Kung Hei Fat Choi! That’s “Happy New Year!” in Chinese. I cannot wait to return to HSN January 28th, 29th & February 1st to kick off the Chinese New Year early with all of you!
February 3rd is the start of Chinese New Year, and this year marks the year of the Rabbit! As a child growing up in China, I looked forward to the Chinese New Year with all the excitement and enthusiasm that could possibly exist in my little body. Just as children in the West look forward to Christmas and the holiday season, children in China look forward to the celebration of the New Year. For over 4,000 years, the Chinese New Year has been our biggest holiday of the year; a time of family, community, traditions and reflection, as well as shared excitement about the promise of the future.
We start preparing for the New Year festivities a month in advance; cleaning, sweeping, dusting, painting to make sure that everything is fresh and clean for the New Year. Everyone pitches in to get ready for the celebrations, since the parties usually last for two weeks! Like many families, my friends and family prepare foods steeped in tradition – one of my favorites is the rice cake, called “nian-gao.” Nian-Gao is also a message of good luck and means “getting better year after year.” My mother would simply grill the Nian-Gao’s on our wood stove while my sisters and I would gather around her to enjoy the cakes’ warm sweetness as soon as they came off the stove.
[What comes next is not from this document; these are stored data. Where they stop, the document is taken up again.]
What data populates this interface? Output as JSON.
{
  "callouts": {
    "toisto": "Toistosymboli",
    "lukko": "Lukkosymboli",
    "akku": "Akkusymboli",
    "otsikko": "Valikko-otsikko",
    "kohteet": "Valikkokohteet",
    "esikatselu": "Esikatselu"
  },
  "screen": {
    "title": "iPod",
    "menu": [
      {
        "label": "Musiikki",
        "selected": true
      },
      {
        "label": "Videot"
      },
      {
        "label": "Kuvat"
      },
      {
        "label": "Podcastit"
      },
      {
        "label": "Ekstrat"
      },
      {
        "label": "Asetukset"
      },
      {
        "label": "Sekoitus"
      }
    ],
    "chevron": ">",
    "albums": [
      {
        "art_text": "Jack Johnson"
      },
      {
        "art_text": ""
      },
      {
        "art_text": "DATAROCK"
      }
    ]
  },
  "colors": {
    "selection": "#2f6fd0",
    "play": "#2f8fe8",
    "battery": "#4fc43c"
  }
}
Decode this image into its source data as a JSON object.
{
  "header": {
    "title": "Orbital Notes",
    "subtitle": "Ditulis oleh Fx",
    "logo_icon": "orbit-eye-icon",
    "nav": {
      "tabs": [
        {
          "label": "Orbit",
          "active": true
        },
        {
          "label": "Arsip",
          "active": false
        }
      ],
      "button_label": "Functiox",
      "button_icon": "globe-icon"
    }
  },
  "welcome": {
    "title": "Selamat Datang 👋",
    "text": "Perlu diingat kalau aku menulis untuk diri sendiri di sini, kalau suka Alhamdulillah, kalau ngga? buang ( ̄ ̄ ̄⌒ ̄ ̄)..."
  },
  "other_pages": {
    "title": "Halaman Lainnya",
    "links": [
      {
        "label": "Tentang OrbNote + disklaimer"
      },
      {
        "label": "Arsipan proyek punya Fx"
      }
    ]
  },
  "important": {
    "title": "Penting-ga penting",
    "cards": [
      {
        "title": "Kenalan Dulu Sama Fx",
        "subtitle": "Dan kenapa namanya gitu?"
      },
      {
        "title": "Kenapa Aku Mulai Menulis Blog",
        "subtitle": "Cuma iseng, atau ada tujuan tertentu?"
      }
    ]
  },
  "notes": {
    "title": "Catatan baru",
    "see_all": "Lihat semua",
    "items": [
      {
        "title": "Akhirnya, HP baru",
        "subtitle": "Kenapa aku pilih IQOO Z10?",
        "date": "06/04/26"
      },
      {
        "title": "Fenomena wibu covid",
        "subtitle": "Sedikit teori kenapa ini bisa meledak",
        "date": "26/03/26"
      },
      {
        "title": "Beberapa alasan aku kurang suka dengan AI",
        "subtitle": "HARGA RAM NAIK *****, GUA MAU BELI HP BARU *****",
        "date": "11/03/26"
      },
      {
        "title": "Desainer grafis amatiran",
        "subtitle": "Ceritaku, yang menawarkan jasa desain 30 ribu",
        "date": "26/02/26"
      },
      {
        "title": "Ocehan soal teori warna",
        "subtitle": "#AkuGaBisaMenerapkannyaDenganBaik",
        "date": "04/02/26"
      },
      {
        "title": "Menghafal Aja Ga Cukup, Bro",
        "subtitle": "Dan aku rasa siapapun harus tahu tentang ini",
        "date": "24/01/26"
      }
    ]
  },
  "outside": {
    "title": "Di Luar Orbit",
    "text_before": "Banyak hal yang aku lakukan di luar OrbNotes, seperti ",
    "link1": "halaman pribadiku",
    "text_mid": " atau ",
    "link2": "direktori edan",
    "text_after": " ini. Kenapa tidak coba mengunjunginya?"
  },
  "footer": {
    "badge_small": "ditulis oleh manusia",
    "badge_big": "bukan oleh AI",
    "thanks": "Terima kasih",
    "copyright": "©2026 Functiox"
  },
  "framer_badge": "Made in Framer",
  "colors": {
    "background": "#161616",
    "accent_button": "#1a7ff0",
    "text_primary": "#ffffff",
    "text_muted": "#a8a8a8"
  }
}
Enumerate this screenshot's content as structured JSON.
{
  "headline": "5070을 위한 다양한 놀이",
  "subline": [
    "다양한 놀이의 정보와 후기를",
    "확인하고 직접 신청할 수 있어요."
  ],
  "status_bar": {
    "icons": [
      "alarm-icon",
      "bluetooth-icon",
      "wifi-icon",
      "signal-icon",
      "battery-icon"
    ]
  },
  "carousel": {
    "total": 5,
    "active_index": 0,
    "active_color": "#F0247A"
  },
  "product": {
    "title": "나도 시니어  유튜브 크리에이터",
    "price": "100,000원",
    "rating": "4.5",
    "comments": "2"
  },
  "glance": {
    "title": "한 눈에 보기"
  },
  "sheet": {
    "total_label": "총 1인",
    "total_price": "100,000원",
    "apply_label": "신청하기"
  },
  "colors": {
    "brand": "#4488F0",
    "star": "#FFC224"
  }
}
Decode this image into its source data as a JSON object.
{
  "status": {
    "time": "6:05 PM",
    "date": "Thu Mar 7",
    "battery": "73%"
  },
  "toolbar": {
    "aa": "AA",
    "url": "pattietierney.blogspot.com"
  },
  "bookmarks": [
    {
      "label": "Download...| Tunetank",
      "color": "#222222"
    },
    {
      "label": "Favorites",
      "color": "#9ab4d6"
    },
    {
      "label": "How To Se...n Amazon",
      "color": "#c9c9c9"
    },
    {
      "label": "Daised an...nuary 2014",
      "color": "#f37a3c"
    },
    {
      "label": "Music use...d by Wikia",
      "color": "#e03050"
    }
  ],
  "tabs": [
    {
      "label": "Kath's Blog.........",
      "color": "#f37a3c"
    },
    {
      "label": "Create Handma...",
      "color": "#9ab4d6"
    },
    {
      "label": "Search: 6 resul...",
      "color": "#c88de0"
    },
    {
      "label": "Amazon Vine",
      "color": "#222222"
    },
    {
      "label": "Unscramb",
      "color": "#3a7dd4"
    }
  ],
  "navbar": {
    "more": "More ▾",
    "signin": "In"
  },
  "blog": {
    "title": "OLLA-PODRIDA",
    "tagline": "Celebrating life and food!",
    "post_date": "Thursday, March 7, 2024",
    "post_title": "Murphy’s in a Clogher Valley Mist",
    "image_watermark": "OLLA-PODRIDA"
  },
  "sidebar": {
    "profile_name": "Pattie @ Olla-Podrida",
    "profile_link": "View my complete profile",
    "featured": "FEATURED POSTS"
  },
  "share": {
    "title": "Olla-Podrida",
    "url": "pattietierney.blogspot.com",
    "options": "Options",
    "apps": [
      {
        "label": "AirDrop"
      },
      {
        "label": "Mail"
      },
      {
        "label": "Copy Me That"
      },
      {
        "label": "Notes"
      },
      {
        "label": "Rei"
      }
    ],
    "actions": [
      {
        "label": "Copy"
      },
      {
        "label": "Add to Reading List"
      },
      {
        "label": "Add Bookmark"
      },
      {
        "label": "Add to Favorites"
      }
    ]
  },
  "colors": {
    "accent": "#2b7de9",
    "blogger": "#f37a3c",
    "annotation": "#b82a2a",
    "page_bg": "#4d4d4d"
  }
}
But the most exciting part of the holiday is on the eve of the New Year. On this night, traditions that have been passed down for generations are very carefully observed in everything from food to clothing. For dinner, we have a feast of seafood and dumplings, which each signify good wishes. We eat prawns for liveliness and happiness, dried oysters (ho xi) for all things good, plenty of fish dishes (Yau-Yu) to bring good luck and prosperity, seaweed (Fai-chai) to bring prosperity, and dumplings boiled in water (Jiaozi) for long-lasting good wishes for our family. Everyone is usually dressed in the color red, because in Chinese tradition red is meant to ward off evil spirits. After dinner, our family stays up talking and laughing while playing cards or playing board games waiting until midnight when fireworks light up the sky!
On New Years Day, an ancient custom called Hong Bao, meaning Red Packet, takes place. This tradition involves married couples giving children and unmarried adults money in red envelopes. Later, we go from door to door, first to our relatives homes and then to our neighbors to extend warm New Year greetings. Much like the Western expression “let bygones be bygones,” Chinese New Year is a time to let go of the past and start fresh and anew.
I cannot wait to kick of this New Year of the Rabbit with you on HSN January 28th, 29th & February 1st! I feel the love, I feel the life, I feel the excitement, and I feel the passion and I cannot wait to share all of this with you!